La justice française saisit un avion de Ryanair à Bordeaux

La direction générale de l’Aviation civile a fait procéder par voie de justice à la saisie conservatoire d’un avion de la compagnie Ryanair ce jeudi 8 novembre sur l’aéroport de Bordeaux-Mérignac. En milieu de journée cette saisie avait pu être levée, la compagnie ayant versé la somme due.

Cette mesure visait à contraindre Ryanair à rembourser les soutiens publics qu’elle a perçus de la part du syndicat mixte des aéroports de la Charente et qui ont été jugés illégaux par la Commission européenne par décision du 23 juillet 2014. Ces aides avaient été versées dans le cadre de l’activité de la compagnie sur l’aéroport d’Angoulême de 2008 à 2009.

Cette mesure a été prise en dernier recours par les autorités françaises après plusieurs mises en demeure et tentatives de récupération qui ont échoué. Dans un communiqué publié ce vendredi, la direction générale de l'aviation civile (DGAC) estime qu'Il est "regrettable que l’État ait été contraint de procéder à cette mesure, qui a entraîné d’inévitables désagréments pour les 149 passagers de l’avion immobilisé." Ceux-ci ont pu être réacheminés vers leur destination le soir même par un autre vol de la compagnie Ryanair avec 5 heures de retard.
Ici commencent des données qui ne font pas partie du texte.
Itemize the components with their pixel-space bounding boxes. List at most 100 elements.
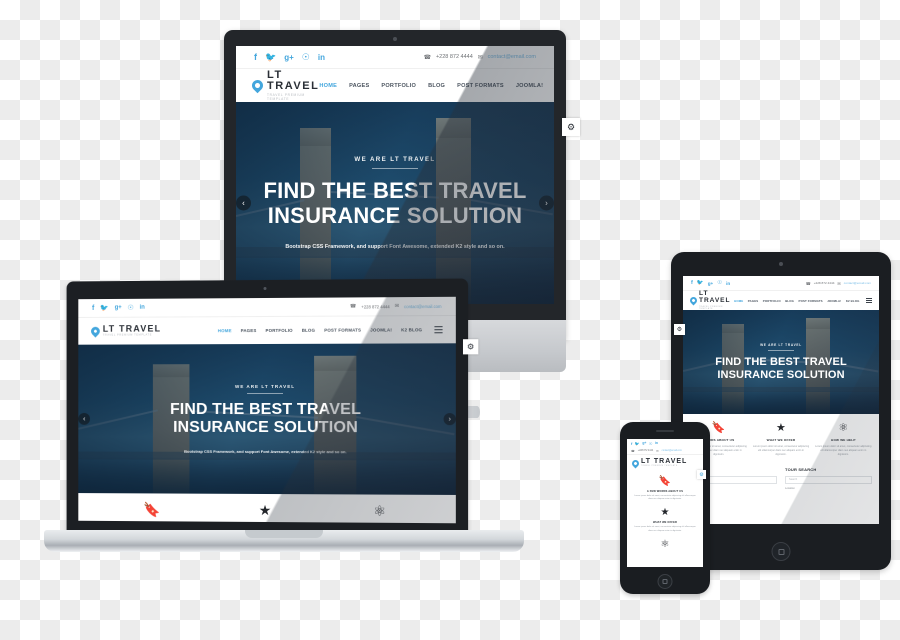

La DGAC ajoute que L"’État réaffirme par cet acte sa volonté de garantir les conditions d’une concurrence loyale entre les compagnies aériennes et entre les aéroports."

Les aides, versées dans le cadre de l’activité de la compagnie sur l’aéroport d’Angoulême de 2008 à 2009, avaient été jugées illégales par la Commission européenne en juillet 2014.

Ryanair avait remboursé la moitié des subventions (plus de 900 000 euros en tout), mais avait refusé de payer les 525 000 euros restants. C'est désormais chose faite.